Universal dimensions of visual representation
This addresses the problem of understanding the alignment between artificial and biological vision for researchers in neuroscience and AI, suggesting a core set of universal image representations, though it is incremental in building on prior work.
The study investigated whether neural network models of vision learn brain-aligned representations due to shared constraints or universal features, finding that diverse networks converge on a shared set of latent dimensions, with fewer than ten universal dimensions largely preserving similarity to human brain representations.
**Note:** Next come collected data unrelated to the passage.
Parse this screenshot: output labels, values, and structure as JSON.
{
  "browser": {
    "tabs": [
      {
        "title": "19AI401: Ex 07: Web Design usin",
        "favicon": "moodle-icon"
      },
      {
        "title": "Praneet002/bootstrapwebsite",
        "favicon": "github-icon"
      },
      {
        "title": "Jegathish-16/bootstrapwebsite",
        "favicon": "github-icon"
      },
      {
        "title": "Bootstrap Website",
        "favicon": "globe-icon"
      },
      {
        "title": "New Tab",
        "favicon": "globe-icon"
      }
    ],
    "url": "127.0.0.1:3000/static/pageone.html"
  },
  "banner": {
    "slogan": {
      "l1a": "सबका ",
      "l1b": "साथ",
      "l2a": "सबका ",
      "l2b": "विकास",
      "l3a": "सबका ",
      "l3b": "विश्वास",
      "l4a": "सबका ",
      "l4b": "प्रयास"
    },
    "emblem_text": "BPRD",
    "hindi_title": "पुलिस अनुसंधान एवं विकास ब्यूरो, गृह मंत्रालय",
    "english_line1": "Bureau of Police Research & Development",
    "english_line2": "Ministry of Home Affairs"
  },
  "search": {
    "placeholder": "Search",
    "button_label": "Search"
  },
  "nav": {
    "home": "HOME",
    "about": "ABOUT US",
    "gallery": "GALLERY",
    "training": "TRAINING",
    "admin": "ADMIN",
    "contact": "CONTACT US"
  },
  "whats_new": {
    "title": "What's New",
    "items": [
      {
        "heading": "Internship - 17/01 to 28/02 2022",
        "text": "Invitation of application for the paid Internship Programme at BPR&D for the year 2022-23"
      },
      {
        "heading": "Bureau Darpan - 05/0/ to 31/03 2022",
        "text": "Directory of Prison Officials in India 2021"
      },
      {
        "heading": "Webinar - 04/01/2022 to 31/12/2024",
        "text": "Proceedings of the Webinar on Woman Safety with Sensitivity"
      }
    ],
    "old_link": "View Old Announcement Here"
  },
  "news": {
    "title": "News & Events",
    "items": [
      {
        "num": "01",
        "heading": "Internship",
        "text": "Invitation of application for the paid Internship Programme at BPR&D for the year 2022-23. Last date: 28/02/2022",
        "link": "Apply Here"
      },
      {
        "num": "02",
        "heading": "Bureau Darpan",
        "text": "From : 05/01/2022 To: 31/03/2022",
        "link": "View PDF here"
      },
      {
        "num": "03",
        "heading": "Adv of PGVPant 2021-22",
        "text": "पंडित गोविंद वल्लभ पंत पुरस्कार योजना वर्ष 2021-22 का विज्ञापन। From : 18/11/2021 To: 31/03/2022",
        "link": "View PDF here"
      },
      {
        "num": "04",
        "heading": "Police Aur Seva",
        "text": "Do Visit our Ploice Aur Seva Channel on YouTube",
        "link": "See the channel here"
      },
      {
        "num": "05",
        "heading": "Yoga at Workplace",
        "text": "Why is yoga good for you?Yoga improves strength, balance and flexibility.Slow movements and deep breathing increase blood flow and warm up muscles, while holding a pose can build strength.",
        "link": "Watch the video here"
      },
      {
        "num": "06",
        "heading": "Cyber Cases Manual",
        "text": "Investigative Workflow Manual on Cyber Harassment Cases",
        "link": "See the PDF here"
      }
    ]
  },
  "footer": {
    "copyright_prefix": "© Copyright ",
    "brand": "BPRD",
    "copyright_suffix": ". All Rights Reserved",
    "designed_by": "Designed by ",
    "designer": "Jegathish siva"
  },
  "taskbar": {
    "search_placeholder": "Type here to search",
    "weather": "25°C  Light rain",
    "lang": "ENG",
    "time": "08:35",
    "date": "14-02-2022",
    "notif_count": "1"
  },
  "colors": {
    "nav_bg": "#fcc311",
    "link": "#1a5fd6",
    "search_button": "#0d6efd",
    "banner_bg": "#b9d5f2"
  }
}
Do neural network models of vision learn brain-aligned representations because they share architectural constraints and task objectives with biological vision or because they learn universal features of natural image processing? We characterized the universality of hundreds of thousands of representational dimensions from visual neural networks with varied construction. We found that networks with varied architectures and task objectives learn to represent natural images using a shared set of latent dimensions, despite appearing highly distinct at a surface level. Next, by comparing these networks with human brain representations measured with fMRI, we found that the most brain-aligned representations in neural networks are those that are universal and independent of a network's specific characteristics. Remarkably, each network can be reduced to fewer than ten of its most universal dimensions with little impact on its representational similarity to the human brain. These results suggest that the underlying similarities between artificial and biological vision are primarily governed by a core set of universal image representations that are convergently learned by diverse systems.